Hamstring injuries occur when the muscle is aggressively stretched while running or jumping; it is usually not a contact injury. The injury is technically a strain and can occur within the muscle belly, within the tendon, at the junction where muscle turns into tendon or the damage can occur where the tendon or muscle attaches to bone and part of the one is avulsed or torn away. Grade one strains mean that the muscle fibers are stretched and not torn. Grad two strains mean that there is a partial tear of the muscle and grade three equals a complete tear.

Hamstring injuries take forever to heal…not quite literally forever, but often the time frame is measured by months and not days or weeks. The clinical healing is pretty straightforward, with pain and range of motion guiding how much the patient is allowed to do. It’s the stuff that happens at the cellular level that can help explain why rehab takes so long.

When a muscle tears, the injury and repair mechanism kicks into high gear. There are three phases of muscle repair. Initially, there is an inflammatory phase that last a few days, where the body sends in its scavenger cells that clean up the dead muscle fibers. These white blood cells (including leukocytes, monocytes and macrophages) are also responsible for sending chemical signals to activate growth factors that regenerate the broken muscle fibers. This begins the repair phase that will take 3-4 weeks to complete. The ruptured ends of the muscle begin to fuse by having scaffolding built by connective tissue that can bridge the gap and allow scar to form. This scar will hold the muscle together for the remodeling phase, where new muscle fibers and cells invade the scar tissue and ultimately replace it with functioning muscle. It takes 3 to 6 months. The healing process can sometimes derails and deposit excess scar tissue. This can limit the range of motion of the muscle and in turn make it weaker and more prone to injury. No matter how much the brain is willing to participate in rehabilitation, the cells can only work so fast.

Predicting how long it takes to return to play is an inexact science. A few studies have tried to help with the guesstimate. One group of athletes, who were able to walk without pain within a day, were able to return to play more quickly; otherwise, it was a minimum of three weeks away from their sport. Another study found that if significant pain were present for three days after injury, the recovery time would last more than 6 weeks. And finally, athletes who did not completely tear their hamstring and were able to retain their flexibility could expect to return to play within five weeks; unless they had had a previous hamstring injury and then their prognosis was not as good.

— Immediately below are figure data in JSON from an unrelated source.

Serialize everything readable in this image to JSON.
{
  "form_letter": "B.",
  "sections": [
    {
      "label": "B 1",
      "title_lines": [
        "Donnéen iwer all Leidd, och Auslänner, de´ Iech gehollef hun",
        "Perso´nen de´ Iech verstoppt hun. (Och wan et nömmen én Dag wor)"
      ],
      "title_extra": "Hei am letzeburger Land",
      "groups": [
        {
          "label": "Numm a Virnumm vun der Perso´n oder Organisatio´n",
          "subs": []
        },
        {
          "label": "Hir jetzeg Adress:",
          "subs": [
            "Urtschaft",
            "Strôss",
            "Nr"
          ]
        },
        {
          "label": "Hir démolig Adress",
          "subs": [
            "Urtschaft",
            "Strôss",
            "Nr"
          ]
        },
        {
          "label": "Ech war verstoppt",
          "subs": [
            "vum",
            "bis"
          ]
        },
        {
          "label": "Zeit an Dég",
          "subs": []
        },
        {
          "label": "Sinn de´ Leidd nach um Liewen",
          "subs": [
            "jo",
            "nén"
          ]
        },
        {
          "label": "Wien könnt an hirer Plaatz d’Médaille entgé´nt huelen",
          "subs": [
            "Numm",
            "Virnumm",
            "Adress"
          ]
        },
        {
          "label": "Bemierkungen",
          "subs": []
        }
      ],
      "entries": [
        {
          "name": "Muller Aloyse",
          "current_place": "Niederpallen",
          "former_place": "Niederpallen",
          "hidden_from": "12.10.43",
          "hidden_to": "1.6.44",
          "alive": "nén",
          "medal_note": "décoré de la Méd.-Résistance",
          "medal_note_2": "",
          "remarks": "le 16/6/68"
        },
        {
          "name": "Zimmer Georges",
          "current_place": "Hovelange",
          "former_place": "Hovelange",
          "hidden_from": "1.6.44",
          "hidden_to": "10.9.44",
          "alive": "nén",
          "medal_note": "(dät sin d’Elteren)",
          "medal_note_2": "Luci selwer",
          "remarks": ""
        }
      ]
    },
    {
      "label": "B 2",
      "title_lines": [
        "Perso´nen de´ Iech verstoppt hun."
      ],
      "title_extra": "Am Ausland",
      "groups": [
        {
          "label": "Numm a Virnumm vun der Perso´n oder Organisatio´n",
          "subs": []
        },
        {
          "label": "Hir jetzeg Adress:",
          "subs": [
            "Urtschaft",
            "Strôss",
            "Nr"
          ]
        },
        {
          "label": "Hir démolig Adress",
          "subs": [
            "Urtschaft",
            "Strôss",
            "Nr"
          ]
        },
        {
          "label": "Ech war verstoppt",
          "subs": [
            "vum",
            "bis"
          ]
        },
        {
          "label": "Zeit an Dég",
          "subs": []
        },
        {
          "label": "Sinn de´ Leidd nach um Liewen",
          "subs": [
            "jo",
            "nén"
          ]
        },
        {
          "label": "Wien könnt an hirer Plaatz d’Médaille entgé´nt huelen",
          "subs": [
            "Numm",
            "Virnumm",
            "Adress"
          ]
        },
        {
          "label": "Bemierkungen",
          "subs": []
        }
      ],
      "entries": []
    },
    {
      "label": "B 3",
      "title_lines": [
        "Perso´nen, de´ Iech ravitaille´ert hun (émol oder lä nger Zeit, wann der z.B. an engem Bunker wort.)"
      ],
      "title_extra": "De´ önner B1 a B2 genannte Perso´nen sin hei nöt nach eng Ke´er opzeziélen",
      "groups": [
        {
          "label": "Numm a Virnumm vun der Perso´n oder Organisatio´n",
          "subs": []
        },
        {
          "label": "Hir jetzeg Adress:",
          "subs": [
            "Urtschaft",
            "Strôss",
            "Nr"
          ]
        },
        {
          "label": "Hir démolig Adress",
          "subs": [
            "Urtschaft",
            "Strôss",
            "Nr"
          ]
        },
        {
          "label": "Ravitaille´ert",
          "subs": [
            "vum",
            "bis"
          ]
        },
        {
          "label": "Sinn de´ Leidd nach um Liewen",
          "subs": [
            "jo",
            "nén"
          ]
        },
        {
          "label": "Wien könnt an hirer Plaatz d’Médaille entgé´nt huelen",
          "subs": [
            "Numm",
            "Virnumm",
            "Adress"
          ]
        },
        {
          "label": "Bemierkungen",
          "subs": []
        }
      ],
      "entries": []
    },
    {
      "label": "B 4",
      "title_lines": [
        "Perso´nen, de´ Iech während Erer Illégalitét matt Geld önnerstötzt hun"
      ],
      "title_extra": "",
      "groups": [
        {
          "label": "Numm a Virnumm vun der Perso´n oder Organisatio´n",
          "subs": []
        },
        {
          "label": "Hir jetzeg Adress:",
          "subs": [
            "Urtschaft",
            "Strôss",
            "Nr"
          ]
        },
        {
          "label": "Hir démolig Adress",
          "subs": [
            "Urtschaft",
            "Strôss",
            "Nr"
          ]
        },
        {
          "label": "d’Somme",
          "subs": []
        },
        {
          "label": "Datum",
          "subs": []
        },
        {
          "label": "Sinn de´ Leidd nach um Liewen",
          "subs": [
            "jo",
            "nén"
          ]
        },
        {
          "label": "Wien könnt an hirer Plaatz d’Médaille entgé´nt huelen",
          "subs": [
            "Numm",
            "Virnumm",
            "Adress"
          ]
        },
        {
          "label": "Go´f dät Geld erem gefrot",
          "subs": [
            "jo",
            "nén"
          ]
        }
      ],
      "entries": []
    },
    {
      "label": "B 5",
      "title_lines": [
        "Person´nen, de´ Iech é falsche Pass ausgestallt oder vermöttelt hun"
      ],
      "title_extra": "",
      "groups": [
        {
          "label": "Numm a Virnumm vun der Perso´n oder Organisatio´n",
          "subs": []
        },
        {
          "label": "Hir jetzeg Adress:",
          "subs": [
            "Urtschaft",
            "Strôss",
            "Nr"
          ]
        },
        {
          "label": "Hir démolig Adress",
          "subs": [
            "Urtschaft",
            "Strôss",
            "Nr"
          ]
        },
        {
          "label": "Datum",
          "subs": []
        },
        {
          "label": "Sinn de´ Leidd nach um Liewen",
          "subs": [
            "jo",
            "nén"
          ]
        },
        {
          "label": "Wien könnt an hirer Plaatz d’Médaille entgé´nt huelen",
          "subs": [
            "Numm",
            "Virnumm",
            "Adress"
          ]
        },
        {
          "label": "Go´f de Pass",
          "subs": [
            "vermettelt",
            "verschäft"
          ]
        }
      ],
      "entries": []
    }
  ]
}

Elite athletes measure the length of their career, and more than a few weeks off can mean a season lost. A too early return to play can lead to potential recurrent injury, because the muscle remains weak and/or flexibility has not returned to normal. If the injury was caused because of poor biomechanics, the risk of another injury remains because the underlying condition was not addressed.

There is a balance in physical therapy and rehabilitation. Moving an injured muscle early on, promotes muscle fibers to regenerate and speed healing, but too much activity can lead to a larger scar and the risk of re-tearing the not quite healed muscle. Not enough activity will cause the muscle to atrophy or waste away, and perhaps be replaced with too much. This delays the ability to rehabilitate the muscle and restore strength. It is the art of the physical therapist that helps find the Goldilocks pace of rehab… not too fast, not too slow, but just the right speed.

As it turns out, my friend who was injured in his backyard, and Dustin Pedroia, injured at Fenway, will heal at the same rate so long as they listen to their body. The only difference? My friend will go to work and think of physical therapy in passing. Mr. Pedroia will go to work each day and there will think of nothing but physical therapy and getting his leg ready to return the basepaths.